[This article highlights the World Bank and R4D’s Africa-specific nutrition investment framework, which was featured on the agenda at the African Development Bank’s Annual Meetings in Lusaka, Zambia.]
Increasing investment to meet World Health Assembly targets for malnutrition could yield US$83 billion in additional GDP growth in 15 African countries, according to new analysis released by the Global Panel on Agricultural and Food Systems for Nutrition at the African Development Bank’s Annual Meetings in Lusaka, Zambia.
Today’s session on achieving nutritional security also provided the backdrop for the release of an Africa-specific investment framework developed by the World Bank and Results for Development.
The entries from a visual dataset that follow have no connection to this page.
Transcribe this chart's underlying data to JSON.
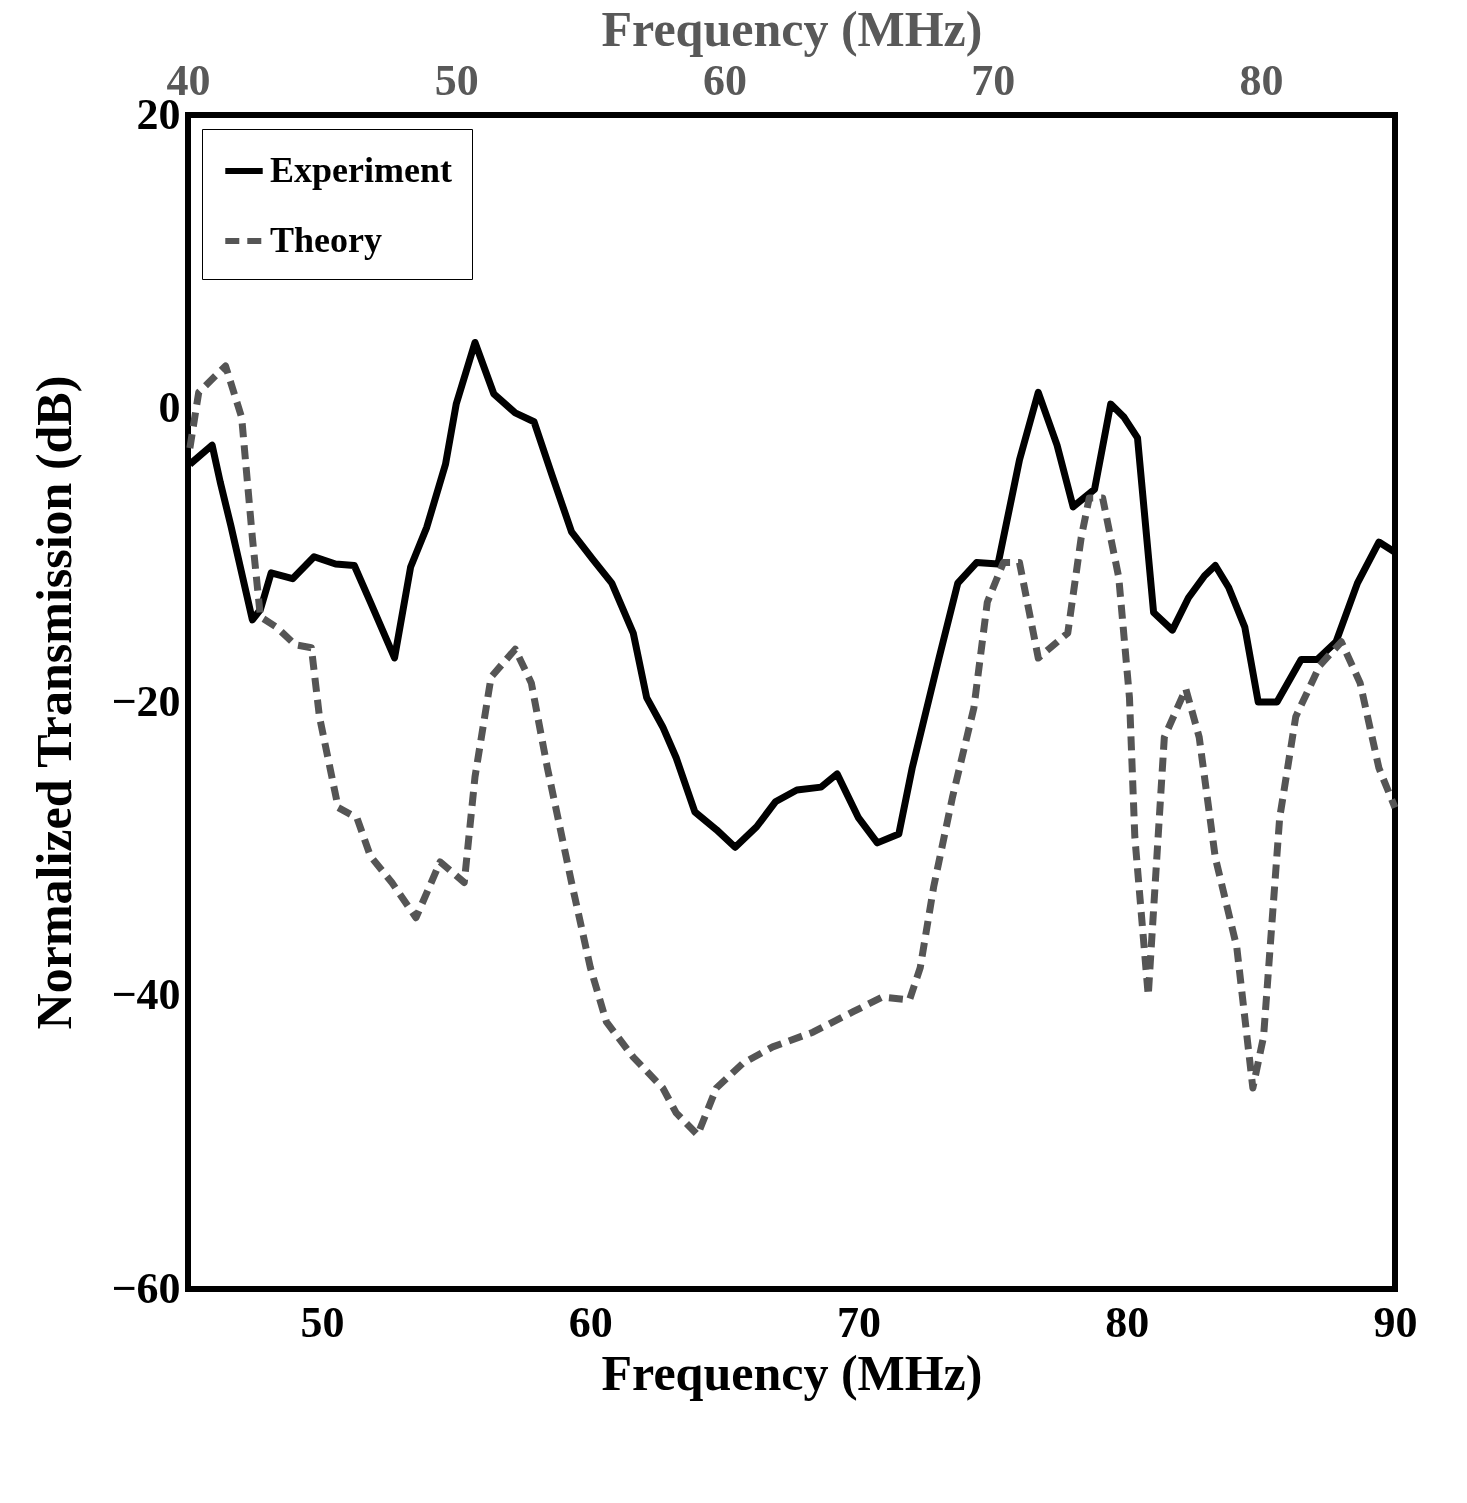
{
  "chart_data": {
    "type": "line",
    "xlabel": "Frequency (MHz)",
    "x2label": "Frequency (MHz)",
    "ylabel": "Normalized  Transmission (dB)",
    "xlim": [
      45,
      90
    ],
    "xticks": [
      50,
      60,
      70,
      80,
      90
    ],
    "x2lim": [
      40,
      85
    ],
    "x2ticks": [
      40,
      50,
      60,
      70,
      80
    ],
    "ylim": [
      -60,
      20
    ],
    "yticks": [
      -60,
      -40,
      -20,
      0,
      20
    ],
    "grid": false,
    "legend": "top left",
    "marker": "none",
    "series": [
      {
        "name": "Experiment",
        "color": "#000000",
        "line_style": "solid",
        "x": [
          45.07,
          45.9,
          46.2,
          46.6,
          47.4,
          47.7,
          48.1,
          48.9,
          49.7,
          50.5,
          51.2,
          51.8,
          52.7,
          53.3,
          53.9,
          54.6,
          55.0,
          55.7,
          56.4,
          57.2,
          57.9,
          58.6,
          59.3,
          60.1,
          60.8,
          61.6,
          62.1,
          62.7,
          63.2,
          63.9,
          64.7,
          65.4,
          66.2,
          66.9,
          67.7,
          68.6,
          69.2,
          70.0,
          70.7,
          71.5,
          72.0,
          73.0,
          73.7,
          74.4,
          75.2,
          76.0,
          76.7,
          77.4,
          78.0,
          78.8,
          79.4,
          79.9,
          80.4,
          81.0,
          81.7,
          82.3,
          82.9,
          83.3,
          83.8,
          84.4,
          84.9,
          85.6,
          86.5,
          87.1,
          87.8,
          88.6,
          89.4,
          90.0
        ],
        "values": [
          -3.8,
          -2.5,
          -5,
          -8,
          -14.4,
          -13.7,
          -11.2,
          -11.6,
          -10.1,
          -10.6,
          -10.7,
          -13.2,
          -17,
          -10.8,
          -8.1,
          -3.8,
          0.3,
          4.5,
          1.0,
          -0.3,
          -0.9,
          -4.7,
          -8.4,
          -10.3,
          -11.9,
          -15.3,
          -19.7,
          -21.7,
          -23.8,
          -27.5,
          -28.7,
          -29.9,
          -28.5,
          -26.8,
          -26,
          -25.8,
          -24.9,
          -27.9,
          -29.6,
          -29,
          -24.5,
          -17,
          -11.9,
          -10.5,
          -10.6,
          -3.5,
          1.1,
          -2.5,
          -6.7,
          -5.5,
          0.3,
          -0.6,
          -2.0,
          -13.9,
          -15.1,
          -12.9,
          -11.4,
          -10.7,
          -12.2,
          -14.9,
          -20,
          -20,
          -17.1,
          -17.1,
          -15.9,
          -11.9,
          -9.1,
          -9.8
        ]
      },
      {
        "name": "Theory",
        "color": "#555555",
        "line_style": "dashed",
        "x": [
          45.07,
          45.4,
          46.4,
          47.0,
          47.4,
          47.7,
          48.3,
          49.0,
          49.6,
          49.9,
          50.6,
          51.3,
          51.8,
          52.6,
          53.5,
          54.4,
          55.3,
          55.7,
          56.3,
          57.2,
          57.8,
          58.4,
          59.3,
          60.0,
          60.6,
          61.6,
          62.7,
          63.2,
          64.0,
          64.7,
          65.7,
          66.8,
          68.3,
          69.8,
          70.9,
          71.9,
          72.3,
          72.8,
          73.5,
          74.3,
          74.8,
          75.4,
          76.0,
          76.7,
          77.8,
          78.3,
          78.6,
          79.1,
          79.7,
          80.1,
          80.3,
          80.8,
          81.4,
          82.2,
          82.7,
          83.3,
          84.1,
          84.7,
          85.1,
          85.7,
          86.3,
          87.2,
          88.0,
          88.7,
          89.4,
          90.0
        ],
        "values": [
          -2.7,
          1.1,
          2.9,
          -0.6,
          -8.8,
          -14.2,
          -14.9,
          -16.1,
          -16.3,
          -21,
          -27.2,
          -27.9,
          -30.5,
          -32.3,
          -34.7,
          -30.9,
          -32.3,
          -25.1,
          -18.3,
          -16.4,
          -18.7,
          -24.5,
          -32.3,
          -38.1,
          -41.8,
          -44.2,
          -46.3,
          -48,
          -49.5,
          -46.3,
          -44.6,
          -43.5,
          -42.5,
          -41.1,
          -40.1,
          -40.3,
          -38.1,
          -32.6,
          -26.5,
          -20.4,
          -13.2,
          -10.5,
          -10.5,
          -17,
          -15.3,
          -8.8,
          -6.1,
          -6.1,
          -11.5,
          -19.7,
          -29.2,
          -40.0,
          -22.4,
          -19.1,
          -22.4,
          -30.6,
          -36.7,
          -46.3,
          -42.8,
          -27.9,
          -21,
          -17.5,
          -15.9,
          -18.7,
          -24.5,
          -27.2
        ]
      }
    ]
  }
}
The framework suggests that the human and economic benefits of achieving these targets as they relate to stunting, wasting, anaemia, and breastfeeding, could be unlocked by increasing investment by just US$2.7 billion annually over the ten-year period leading up to 2025.
“Poor nutrition has cast a long shadow over entire generations, denying children, communities, and nations from reaching their full potential,” said Kofi Annan, former United Nations Secretary-General and Chair of the Kofi Annan Foundation. “One of the most critical steps we can collectively take to achieve nutrition security is to transform the continent’s agricultural sector. If African agriculture is to be truly transformed, investments must flow through the smallholder farmers, particularly women farmers and their families.”